Reino Maki was a field worker for DARE who conducted the interview with Coffin. Now, after retiring from a career in the computer business, Maki has been asked by DARE whether he would like to return to Maine to interview Coffin’s grandson, Pinkham.

The original interviews were conducted between 1965 and 1970. Interviewers sometimes brought their families around the country in Word Wagons, Dodge vans that were outfitted so workers could live in them.

Interviews were conducted in 10 Maine communities: Allagash, Augusta, Bar Harbor, Beals island, Masardis, North Berwick, Port Clyde, Presque Isle, Readfield and Rockland.

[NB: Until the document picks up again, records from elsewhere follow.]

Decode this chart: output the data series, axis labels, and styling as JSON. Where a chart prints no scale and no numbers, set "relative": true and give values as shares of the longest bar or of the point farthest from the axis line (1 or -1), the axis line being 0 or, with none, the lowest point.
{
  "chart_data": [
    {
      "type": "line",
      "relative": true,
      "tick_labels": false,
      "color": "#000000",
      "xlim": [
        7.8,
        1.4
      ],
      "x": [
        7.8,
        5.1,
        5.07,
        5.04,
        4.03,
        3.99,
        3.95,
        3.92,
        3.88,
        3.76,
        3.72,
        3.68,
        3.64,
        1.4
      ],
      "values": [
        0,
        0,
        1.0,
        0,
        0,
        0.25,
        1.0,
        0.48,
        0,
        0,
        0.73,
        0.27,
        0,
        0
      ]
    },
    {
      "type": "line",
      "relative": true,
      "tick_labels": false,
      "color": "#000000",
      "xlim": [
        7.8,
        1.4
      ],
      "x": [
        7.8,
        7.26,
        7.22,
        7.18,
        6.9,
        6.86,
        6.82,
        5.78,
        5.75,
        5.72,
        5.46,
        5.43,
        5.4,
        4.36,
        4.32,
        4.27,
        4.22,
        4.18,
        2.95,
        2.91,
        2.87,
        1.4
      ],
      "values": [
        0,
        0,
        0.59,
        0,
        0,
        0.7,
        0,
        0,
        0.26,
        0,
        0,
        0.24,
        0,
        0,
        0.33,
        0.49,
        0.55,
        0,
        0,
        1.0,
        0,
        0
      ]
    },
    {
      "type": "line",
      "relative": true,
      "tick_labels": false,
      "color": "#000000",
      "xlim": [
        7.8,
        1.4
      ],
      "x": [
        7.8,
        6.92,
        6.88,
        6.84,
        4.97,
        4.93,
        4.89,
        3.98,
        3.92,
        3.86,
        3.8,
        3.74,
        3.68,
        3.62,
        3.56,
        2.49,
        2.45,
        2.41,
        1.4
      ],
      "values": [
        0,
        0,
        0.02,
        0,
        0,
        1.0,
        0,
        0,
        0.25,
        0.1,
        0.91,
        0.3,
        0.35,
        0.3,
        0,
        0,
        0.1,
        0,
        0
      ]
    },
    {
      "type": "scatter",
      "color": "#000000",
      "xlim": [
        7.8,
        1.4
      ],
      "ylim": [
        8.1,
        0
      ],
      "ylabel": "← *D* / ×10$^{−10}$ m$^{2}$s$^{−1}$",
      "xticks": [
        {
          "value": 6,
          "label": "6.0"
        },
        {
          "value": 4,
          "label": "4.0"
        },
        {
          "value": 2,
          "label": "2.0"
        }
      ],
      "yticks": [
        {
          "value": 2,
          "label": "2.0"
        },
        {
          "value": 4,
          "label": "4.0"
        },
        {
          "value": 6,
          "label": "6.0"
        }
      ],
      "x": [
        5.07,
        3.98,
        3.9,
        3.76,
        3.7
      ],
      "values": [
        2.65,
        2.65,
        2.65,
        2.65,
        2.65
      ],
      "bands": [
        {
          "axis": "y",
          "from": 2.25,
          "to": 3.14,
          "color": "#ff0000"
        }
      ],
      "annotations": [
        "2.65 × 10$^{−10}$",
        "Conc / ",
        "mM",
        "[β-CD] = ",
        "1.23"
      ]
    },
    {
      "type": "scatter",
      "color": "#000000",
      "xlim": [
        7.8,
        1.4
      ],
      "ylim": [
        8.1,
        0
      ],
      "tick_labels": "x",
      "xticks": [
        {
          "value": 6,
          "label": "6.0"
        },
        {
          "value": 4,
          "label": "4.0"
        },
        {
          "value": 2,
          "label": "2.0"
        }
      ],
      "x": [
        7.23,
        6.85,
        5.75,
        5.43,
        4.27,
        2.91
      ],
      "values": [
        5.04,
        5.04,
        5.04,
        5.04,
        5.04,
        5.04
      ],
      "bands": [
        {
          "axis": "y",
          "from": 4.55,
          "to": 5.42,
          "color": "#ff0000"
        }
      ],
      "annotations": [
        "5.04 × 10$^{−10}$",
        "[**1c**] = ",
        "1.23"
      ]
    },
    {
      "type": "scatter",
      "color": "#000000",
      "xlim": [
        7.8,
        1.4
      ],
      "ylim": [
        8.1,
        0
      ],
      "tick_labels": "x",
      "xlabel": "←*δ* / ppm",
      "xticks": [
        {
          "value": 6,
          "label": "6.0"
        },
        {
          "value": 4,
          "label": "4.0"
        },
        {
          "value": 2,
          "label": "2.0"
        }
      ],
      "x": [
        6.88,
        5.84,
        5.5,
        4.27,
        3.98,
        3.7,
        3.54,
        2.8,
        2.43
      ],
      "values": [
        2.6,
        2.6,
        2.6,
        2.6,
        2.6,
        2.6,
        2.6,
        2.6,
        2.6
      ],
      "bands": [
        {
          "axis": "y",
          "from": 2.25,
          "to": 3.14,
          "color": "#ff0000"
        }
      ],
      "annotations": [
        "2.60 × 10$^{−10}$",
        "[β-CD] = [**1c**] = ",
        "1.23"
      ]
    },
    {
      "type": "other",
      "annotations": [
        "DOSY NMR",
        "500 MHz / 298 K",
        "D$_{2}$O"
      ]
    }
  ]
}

Maki said DARE field workers were interested in regional vocabulary and pronunciation. “I’d stop at a post office and try to find someone who had lived there all their life. Usually they were older people,” Maki said.

“People are used to a stereotyped Maine accent from the coast,” Maki said. “It’s a little different when you get inland. It’s not the same. It’s both the accent and the word choice.”